Джарред побежал обратно к побережью настолько быстро, насколько ему позволяли ноги. Доктор посмотрел в задумчивости на море. Вода прибывала, но не так быстро, как ожидал Джарред, должно было пройти около часа до того, как место, на котором лежало распростертое тело, смогло бы покрыться морем.

Доктор взглянул на часы — еще не было четырех. Великие небеса, как мало прошло времени с того момента, как он отдыхал в тени изгороди, но как сильно изменилась его жизнь за один час!

Не было больше на земле такого человека, как Уолтер Лейбэн. Тот вопрос, который доктор часто задавал себе и однажды Флоре, о том, что он мог бы завоевать ее любовь, если бы не было художника, мог теперь разрешиться. Смерть расчистила перед Гуттбертом Олливентом дорогу. Он мог извлечь для себя выгоду из сложившейся ситуации.

Доктор медленно побрел домой с печально-радостной мыслью о том, что свадьба, которой он так не желал, никогда не произойдет, и что его никогда не позовут благословлять жену Уолтера Лейбэна.

Он любил слишком сильно, чтобы быть милосердным даже в такой момент. В сердце он был рад фатальному исходу, который положил конец всем мечтам художника о помолвке.

«Это была его ошибка, — думал доктор, — я не хотел, чтобы меня сбили с ног, как быка, применив грубую силу.

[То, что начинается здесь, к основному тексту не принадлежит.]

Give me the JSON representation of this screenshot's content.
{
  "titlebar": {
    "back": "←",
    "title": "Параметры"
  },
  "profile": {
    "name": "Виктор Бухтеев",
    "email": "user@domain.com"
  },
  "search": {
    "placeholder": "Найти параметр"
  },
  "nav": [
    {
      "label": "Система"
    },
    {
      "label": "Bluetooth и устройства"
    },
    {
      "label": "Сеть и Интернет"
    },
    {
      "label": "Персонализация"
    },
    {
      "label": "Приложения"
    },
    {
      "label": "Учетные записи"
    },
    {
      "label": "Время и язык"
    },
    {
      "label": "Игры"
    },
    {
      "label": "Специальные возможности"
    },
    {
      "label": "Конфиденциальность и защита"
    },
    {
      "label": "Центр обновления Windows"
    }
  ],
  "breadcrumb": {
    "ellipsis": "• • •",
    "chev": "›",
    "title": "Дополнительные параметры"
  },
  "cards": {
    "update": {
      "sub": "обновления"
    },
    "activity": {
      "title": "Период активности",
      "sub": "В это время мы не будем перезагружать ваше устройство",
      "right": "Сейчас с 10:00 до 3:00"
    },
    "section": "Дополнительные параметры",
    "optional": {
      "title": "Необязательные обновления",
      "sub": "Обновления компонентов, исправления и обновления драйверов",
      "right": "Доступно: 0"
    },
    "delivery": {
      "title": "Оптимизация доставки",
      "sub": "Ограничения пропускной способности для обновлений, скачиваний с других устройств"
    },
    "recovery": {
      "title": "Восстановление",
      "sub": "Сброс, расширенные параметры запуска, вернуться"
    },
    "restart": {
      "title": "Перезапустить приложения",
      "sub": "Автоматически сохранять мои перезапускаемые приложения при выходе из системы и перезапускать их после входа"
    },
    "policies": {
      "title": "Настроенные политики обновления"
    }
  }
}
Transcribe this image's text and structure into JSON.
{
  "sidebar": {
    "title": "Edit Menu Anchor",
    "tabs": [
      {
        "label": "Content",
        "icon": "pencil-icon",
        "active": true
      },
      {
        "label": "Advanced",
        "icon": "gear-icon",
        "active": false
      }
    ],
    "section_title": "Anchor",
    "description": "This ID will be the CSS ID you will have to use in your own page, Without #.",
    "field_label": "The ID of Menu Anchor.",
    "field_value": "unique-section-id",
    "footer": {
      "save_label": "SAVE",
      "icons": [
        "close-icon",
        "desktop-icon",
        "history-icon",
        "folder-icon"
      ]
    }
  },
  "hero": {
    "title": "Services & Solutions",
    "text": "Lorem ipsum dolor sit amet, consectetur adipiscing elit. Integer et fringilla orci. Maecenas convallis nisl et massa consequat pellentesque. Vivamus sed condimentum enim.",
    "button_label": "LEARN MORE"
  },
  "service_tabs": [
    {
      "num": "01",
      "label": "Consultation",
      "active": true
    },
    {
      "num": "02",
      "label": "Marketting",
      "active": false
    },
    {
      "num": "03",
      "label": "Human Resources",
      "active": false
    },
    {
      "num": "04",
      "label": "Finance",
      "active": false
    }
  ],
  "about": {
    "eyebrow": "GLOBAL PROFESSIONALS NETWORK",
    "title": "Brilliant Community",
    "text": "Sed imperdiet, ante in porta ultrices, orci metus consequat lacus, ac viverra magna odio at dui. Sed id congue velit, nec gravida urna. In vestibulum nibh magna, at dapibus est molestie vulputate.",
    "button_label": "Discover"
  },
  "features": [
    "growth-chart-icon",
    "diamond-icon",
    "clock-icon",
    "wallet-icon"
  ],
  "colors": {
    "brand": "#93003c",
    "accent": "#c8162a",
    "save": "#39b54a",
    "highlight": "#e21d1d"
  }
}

Он знал, что был виновен, и это придавало мне силы. Спасибо Богу, что мне удалось услышать тот разговор и узнать о неблагонадежности этого человека до того, как было бы уже поздно спасать Флору! Спасибо Богу даже за такую ужасную смерть, если только он мог спасти ее от союза с распутником».

Доктору Олливенту казалось, что в случившемся явно угадывалась воля рока. Вряд ли что-нибудь, кроме смерти Уолтера Лейбэна способно было вырвать Флору из ее заблуждений. Для нее он должен будет оставаться прекрасным видением первой девичьей любви, не способным к совершению дурных поступков. Он должен был бы остаться тем холодным совершенством, которое присутствует в каменных статуях, не имеющих возможности спуститься со своего пьедестала.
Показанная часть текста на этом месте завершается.